17 Apr

Colombo & Tsunami

I like the little I know of Sri Lanka. Colombo seems more spacious and cleaner than other South Asian cities. It’s less crowded, and being near the sea helps. Last Thursday afternoon, I was shocked to travel just two or three miles south of Colombo along the Galle Road to spot evidence of the tsunami’s destruction. Colombo itself shows no signs, in fact I expected none, because it is so far in the lee of Sri Lanka, well in the shadow zone. On previous visits I stayed at a hotel on Galle Road, 400 metres from the beach, the railway line running between the hotel and the sea. A couple of miles further on we began to see shells of houses or piles of rubble just beyond that line.

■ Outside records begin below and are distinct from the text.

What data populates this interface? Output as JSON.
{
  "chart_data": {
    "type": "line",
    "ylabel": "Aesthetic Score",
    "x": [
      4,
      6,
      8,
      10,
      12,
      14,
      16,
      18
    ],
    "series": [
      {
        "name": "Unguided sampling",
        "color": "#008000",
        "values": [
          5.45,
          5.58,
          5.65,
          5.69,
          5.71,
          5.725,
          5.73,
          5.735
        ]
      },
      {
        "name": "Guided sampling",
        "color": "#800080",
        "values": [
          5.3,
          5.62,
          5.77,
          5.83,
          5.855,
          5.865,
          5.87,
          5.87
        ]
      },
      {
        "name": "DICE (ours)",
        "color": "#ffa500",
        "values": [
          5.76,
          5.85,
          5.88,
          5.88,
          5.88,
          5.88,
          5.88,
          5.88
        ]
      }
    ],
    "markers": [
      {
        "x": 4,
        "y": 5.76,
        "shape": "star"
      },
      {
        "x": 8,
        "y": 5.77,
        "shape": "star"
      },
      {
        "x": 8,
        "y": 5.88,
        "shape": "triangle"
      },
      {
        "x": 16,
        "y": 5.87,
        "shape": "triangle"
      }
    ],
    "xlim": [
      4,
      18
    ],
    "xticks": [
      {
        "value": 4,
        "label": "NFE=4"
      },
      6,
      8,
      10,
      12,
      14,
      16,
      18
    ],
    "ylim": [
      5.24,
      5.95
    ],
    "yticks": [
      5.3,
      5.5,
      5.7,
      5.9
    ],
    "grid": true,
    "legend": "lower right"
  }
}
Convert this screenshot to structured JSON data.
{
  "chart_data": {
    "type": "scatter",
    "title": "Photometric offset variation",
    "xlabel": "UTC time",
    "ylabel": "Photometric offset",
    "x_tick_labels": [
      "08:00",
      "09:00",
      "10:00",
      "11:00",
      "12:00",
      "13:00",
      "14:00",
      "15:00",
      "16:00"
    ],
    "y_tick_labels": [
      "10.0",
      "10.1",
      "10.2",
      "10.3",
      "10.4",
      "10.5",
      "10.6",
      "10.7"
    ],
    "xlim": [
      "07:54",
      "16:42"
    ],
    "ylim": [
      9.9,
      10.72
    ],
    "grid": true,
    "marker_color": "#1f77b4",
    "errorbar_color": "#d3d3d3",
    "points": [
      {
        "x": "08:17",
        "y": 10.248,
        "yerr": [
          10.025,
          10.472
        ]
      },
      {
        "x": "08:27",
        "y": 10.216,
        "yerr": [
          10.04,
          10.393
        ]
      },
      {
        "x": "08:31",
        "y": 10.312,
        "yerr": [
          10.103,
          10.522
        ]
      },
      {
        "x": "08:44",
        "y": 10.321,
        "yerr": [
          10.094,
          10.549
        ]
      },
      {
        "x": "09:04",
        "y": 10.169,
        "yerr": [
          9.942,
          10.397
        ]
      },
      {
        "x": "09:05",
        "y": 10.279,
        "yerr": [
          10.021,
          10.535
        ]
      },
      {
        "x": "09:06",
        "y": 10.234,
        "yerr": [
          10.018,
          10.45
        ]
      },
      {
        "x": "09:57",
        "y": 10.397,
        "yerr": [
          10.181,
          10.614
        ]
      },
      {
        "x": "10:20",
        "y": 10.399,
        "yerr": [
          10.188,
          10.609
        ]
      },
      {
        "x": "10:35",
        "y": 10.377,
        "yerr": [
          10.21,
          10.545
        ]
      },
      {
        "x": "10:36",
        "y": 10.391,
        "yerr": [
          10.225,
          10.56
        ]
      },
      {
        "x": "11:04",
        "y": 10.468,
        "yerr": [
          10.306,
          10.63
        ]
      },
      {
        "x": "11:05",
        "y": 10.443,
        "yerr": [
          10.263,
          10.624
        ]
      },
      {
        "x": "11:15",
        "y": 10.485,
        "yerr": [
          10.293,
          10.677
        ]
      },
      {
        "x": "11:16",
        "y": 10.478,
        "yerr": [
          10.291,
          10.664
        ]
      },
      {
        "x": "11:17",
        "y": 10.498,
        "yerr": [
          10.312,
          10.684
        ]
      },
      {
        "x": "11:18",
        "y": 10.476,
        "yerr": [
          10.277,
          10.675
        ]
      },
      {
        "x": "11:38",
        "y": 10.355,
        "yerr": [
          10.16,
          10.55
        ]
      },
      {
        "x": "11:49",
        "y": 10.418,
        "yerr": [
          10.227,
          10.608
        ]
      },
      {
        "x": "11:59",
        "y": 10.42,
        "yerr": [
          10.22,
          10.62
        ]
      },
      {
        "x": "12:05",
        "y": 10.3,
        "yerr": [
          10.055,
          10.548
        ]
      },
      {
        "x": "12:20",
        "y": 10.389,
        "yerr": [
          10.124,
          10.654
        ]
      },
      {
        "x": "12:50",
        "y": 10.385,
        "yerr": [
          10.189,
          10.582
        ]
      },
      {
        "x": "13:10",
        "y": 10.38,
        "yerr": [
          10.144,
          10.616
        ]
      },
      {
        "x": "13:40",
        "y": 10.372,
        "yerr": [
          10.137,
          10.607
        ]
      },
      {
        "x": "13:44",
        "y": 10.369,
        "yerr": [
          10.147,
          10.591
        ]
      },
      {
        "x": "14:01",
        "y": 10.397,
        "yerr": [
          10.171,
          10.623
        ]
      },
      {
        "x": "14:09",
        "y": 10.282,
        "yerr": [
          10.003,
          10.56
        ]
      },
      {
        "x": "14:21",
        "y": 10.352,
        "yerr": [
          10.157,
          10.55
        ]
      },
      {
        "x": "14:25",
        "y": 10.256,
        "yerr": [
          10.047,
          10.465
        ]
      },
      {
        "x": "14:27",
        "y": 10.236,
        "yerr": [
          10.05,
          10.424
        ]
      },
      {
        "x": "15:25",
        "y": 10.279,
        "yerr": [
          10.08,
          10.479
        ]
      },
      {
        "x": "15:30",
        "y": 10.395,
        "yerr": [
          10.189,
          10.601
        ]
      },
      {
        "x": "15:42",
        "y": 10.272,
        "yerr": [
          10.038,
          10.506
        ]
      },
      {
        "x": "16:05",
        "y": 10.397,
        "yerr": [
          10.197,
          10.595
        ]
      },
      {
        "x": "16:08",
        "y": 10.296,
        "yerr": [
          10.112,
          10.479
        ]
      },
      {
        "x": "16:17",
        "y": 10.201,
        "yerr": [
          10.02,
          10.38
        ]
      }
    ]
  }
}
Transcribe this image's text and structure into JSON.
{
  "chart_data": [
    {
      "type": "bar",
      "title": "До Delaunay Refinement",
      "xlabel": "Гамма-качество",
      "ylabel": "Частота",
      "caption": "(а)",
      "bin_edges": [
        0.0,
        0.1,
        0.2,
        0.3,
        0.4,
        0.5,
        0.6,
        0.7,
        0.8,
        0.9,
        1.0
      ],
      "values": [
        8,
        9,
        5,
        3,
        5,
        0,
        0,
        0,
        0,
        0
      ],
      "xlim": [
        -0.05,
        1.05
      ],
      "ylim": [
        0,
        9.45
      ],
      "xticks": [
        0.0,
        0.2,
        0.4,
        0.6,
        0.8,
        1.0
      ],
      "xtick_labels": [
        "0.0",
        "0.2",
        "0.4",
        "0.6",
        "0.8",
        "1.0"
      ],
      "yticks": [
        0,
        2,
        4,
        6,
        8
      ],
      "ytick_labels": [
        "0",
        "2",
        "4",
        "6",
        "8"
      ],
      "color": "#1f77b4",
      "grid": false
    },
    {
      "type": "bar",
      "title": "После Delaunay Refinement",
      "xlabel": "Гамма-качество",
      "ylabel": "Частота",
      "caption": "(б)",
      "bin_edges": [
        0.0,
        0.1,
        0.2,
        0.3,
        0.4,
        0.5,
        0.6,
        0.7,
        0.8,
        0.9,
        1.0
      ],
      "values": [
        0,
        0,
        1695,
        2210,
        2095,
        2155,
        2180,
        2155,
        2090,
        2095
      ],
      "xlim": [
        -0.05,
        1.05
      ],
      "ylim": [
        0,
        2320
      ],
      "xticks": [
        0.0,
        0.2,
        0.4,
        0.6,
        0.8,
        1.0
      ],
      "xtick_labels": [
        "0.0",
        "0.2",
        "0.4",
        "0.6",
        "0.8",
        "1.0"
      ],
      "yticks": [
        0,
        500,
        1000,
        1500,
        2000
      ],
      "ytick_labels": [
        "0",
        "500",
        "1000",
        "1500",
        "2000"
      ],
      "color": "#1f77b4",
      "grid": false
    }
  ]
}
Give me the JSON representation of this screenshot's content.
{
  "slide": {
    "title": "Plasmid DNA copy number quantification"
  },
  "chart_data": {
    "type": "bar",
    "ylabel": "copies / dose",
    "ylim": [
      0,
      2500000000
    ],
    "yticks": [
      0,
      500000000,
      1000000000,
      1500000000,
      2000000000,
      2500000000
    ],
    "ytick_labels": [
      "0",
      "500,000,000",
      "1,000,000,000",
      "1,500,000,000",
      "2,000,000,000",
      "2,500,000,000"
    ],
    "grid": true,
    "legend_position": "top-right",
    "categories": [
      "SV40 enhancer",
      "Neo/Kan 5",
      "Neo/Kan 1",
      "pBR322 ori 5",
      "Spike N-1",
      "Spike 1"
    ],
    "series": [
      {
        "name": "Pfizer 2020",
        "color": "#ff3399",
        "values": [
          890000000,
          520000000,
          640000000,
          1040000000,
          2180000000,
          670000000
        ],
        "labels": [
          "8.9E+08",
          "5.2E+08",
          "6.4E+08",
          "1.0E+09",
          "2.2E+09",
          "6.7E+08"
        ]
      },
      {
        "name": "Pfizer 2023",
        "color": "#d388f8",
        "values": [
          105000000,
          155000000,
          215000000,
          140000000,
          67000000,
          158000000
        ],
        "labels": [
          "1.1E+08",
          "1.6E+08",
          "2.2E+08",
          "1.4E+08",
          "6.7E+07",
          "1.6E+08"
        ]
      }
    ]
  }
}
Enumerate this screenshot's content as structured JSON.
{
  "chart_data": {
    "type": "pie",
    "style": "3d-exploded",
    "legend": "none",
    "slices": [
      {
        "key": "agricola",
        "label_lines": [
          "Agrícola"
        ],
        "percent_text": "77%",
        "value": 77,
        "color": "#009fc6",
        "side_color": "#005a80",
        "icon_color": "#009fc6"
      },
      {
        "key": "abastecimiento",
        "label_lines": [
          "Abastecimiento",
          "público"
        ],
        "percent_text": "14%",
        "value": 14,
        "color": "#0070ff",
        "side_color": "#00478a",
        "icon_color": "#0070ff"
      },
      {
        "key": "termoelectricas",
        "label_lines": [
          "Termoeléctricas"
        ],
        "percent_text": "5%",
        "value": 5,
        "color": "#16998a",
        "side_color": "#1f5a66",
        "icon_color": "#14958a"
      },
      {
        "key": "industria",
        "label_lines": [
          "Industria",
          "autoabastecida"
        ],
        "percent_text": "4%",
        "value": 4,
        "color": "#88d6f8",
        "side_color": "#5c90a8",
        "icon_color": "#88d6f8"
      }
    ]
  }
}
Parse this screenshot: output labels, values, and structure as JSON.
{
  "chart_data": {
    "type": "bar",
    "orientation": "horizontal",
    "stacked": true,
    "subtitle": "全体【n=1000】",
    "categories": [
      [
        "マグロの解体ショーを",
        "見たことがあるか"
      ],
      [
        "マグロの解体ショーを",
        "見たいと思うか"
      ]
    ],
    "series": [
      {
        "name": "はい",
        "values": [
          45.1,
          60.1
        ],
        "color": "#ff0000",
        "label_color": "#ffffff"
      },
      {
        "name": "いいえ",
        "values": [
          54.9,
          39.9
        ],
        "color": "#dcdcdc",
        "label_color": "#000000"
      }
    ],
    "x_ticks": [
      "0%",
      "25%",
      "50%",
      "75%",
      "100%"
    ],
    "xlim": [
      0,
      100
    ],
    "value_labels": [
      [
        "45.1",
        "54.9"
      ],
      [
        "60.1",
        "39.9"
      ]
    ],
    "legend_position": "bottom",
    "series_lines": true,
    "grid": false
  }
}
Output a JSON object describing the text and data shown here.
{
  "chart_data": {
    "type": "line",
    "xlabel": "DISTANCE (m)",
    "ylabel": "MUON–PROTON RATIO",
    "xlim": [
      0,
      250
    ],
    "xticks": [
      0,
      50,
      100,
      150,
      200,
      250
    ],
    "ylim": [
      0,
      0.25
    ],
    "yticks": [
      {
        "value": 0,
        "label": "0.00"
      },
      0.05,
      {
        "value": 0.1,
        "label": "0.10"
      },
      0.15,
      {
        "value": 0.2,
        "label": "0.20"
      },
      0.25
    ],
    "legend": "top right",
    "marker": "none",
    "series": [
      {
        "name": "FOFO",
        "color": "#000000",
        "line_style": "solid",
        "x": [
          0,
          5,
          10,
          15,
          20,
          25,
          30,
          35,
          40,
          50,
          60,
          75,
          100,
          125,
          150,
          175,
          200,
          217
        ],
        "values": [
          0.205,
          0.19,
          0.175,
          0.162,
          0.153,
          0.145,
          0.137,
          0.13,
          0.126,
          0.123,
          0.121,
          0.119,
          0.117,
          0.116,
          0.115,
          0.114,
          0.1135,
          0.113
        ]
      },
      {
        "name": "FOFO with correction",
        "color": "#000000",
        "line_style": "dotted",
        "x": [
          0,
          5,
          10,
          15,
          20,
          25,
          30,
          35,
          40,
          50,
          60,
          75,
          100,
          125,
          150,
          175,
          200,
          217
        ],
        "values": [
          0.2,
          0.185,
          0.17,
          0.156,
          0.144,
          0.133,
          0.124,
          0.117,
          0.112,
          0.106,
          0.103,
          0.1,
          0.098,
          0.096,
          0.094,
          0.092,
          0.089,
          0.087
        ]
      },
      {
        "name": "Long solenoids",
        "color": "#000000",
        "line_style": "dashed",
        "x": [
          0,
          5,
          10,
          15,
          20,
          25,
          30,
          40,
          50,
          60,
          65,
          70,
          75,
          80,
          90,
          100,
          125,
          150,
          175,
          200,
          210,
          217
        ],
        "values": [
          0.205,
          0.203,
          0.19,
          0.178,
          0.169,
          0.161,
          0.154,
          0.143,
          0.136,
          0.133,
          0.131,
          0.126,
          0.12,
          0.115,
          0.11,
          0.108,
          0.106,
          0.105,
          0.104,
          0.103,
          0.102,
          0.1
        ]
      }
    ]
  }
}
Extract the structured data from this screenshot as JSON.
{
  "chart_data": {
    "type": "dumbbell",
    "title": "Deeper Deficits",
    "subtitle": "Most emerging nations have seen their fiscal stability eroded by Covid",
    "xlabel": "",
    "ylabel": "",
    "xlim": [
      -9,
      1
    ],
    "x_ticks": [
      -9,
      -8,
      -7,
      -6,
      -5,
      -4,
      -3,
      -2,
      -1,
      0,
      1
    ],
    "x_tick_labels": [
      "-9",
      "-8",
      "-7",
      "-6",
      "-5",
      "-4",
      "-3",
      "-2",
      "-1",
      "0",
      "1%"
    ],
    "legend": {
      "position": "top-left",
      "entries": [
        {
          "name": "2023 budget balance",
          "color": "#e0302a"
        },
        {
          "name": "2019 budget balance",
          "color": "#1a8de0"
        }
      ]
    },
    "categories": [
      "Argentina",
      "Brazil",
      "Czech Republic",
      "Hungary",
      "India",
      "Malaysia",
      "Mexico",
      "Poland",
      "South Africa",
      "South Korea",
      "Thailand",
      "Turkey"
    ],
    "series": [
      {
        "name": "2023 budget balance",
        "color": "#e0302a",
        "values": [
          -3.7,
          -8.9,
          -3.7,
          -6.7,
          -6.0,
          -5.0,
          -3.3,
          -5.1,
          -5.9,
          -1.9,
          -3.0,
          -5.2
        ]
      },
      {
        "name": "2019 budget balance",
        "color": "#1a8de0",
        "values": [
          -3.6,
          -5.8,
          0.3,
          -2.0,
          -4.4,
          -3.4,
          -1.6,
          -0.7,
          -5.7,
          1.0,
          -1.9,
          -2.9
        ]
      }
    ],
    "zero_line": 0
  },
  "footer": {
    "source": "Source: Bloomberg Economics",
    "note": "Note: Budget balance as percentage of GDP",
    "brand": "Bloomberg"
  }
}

The minibus turned right off Galle Road, bumping closer to the sea between single storey dwellings. Then left onto a dirt track parallel to the shore, leading to the local harbour. On our right, fishermen and their families occupy a strip of land 100 metres across. A few days before the Chinese prime minister was here to inaugurate a project to restore this little harbour and a dozen others like it round the southern coast, so this village had been tidied up–as far as any devastation can be tidied up. It was late afternoon on a public holiday–New Year’s Day in Sri Lanka and southern India–but the men couldn’t work if they wanted to. A small group came over and explained how the waves came in, sweeping away houses, boats, nets, despite a substantial breakwater 800 metres from shore. Two families live in shacks next to the rubble of their homes, protecting their plots even though the government has banned rebuilding within 100 metres of the sea. That takes in all the land these and neighbouring families live on. “We have filled in the forms to get money for nets and boats,” says one man, “but we have had no money at all.” Only two children give full smiles as they stand with their mother for a photograph; the adults and older children have an air of sombre resignation–forms but no money. Further down the coast it’s worse, we know. One train carried hundreds down this line to be drowned. Today, deep grey clouds hover above an inland storm; the blackest of crows squabble in the coconut trees; the sea sparkles. On the way to this sad place, we saw a motor scooter and autorickshaw collide; on our way back, an errant pick-up truck brought mayhem to traffic returning to the city. Normal service has been resumed.